Bill O’Brien, now with the Houston Texans, was Paterno’s immediate replacement, and he felt the brunt of the NCAA sanctions. Franklin, after a very successful stint in Nashville, was and apparently still is supposed to be the coach who brings Penn State back to the top of the Big Ten mountain, though.
So far this season, Penn State is 3-2 and 1-1 in the Big Ten. The Nittany Lions are coming off a 29-26 win over Minnesota, but they did lose to No. 4 Michigan, 49-10, at the Big House. Right now, they appear to be an average Big Ten team. That didn’t stop Barbour from praising Franklin, though.

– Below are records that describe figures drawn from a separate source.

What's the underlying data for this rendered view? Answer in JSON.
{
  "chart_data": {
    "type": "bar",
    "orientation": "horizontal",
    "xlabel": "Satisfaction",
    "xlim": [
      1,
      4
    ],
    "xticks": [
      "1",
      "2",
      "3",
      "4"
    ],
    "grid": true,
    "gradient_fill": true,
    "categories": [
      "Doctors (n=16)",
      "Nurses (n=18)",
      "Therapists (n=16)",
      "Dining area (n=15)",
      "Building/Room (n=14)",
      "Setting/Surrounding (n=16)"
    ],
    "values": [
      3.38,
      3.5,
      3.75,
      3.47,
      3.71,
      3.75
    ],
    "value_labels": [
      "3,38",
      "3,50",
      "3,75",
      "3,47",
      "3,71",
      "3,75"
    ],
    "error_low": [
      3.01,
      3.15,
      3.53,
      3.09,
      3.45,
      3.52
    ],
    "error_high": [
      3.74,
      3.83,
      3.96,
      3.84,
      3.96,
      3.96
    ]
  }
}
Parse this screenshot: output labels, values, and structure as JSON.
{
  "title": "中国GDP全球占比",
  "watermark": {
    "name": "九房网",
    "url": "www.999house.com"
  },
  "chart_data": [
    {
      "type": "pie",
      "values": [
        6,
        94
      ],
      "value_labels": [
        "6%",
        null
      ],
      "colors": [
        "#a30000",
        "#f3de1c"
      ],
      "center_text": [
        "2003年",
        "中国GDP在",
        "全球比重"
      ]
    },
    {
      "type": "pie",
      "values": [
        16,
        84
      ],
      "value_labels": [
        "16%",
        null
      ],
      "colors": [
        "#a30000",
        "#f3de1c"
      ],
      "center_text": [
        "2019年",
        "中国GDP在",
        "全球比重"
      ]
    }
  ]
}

“There’s no doubt in my mind that James is going to be our football coach long term,” she told ESPN.
“We were so fortunate to have coach Paterno for so long. He helped shape Penn State’s values for so long. He was a huge part of it. James Franklin is embodying the same values: the academic piece, the social and cultural parts, the community service. The piece that’s a little slow to come is the competitive piece.”
So in what was truly a master class in taking the pressure off a coach while keeping the expectations high, Barbour has effectively taken Franklin off the hot seat this year.
No matter what happens for Penn State for the rest of the season, fans can basically be assured that Franklin will be coming back for his fourth year with the program. He did sign a six-year contract with Penn State in 2014, and it appears as if the powers that be have no indication to go back on that contract anytime soon.
On one hand, that’s a tremendous thing for Penn State.
Especially considering the turmoil and shakeups caused by the scandal, consistency is the best thing for the Nittany Lion football program. At first, O’Brien appeared to be the guy for the job, but he turned out to be nothing more than a transition coach, on his way to a head coaching gig in the NFL. Franklin, on the other-hand, has been a college football coach his whole life. Outside of a stint as wide receivers coach for the Green Bay Packers in 2005, he’s coached college football since 1995.
Throw in the fact that he’s widely thought of as one of the better recruiters and personalities in college football and it makes sense for Penn State to stick with him. Of course, the results haven’t been there on the field, but there is reason to believe. His 2016 recruiting class was ranked No. 20 nationally and No. 4 in the Big Ten. So far, his 2017 class is ranked No. 23 nationally.
Franklin can attract talent to Penn State and he’s proven in the past that he can coach at a high level. He needs to start putting it all back together quickly, though, because the good will from the AD should only last for so long.
Eventually, it always comes back to results.